When I started the enquiry I had no idea where the quest would lead me. It was only afterwards that, prompted by a wider interest in the subject, I found that independently, I had come to a conclusion identical with that of modern research in ethnology, philology, and archæology. My study of the matter is but a simple venture over an untrodden course, seeking the earliest sources of music, and the identity of view of learned authorities may, I think, fairly be taken as strengthening my own.
A few hints concerning these will answer our purpose.
In that southern valley of the Euphrates, the first people named in history were the Akkadians and Sumerians, they came down from the mountains and built cities; the unnamed settlers earlier than these had occupied the region and were without bond of union sufficient to give them a name in common, yet it should not be forgotten that they, too, had a past, remote in time, though unrecorded as history.
How then do we connect the Chinese with these? The Chinese constitute one of the numerous branches of the Mongolian race. Historians state that the ancient empire of Medea was founded by Mongols. When the first immigrants of this race entered China colonising the fertile valley of the Yellow River, they brought with them evidences of a civilization which it must have taken many, many centuries to have arrived at. Agriculture they were proficient in; astronomy they possess records of, that point to events thousands of years earlier; masonry, and canalization also, in well-developed systems immediately applicable to their new surroundings; and my argument is that they brought also a primitive system of music arising from or out of a simple pipe adoption, having a series of four or five sounds, such as we have found to be the original basis of Egyptian and Greek music. Ancestor worship they also brought with them. A formulated religion they had not, neither had they a priesthood.
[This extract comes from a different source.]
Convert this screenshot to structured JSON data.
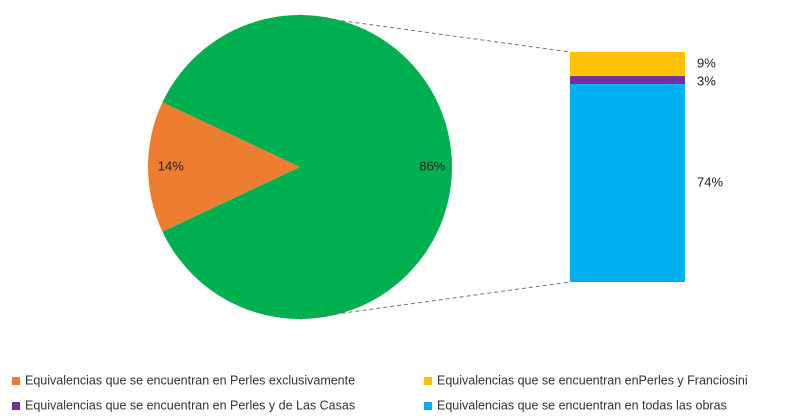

Where can be found a common centre, where a population had existed in prehistoric times, at which these chief evidences of civilization had been grouped together in communal or in civic life?
Research can shew but one—and that, the southern valley of the Euphrates.
In his work, “Primitive Civilizations,” Mr. E. J. Simcox writes:—
“That the Chinese themselves did not learn agriculture in China is beyond a doubt; the family life of the Chinese does not go back to a time when the black-haired people were not agricultural.”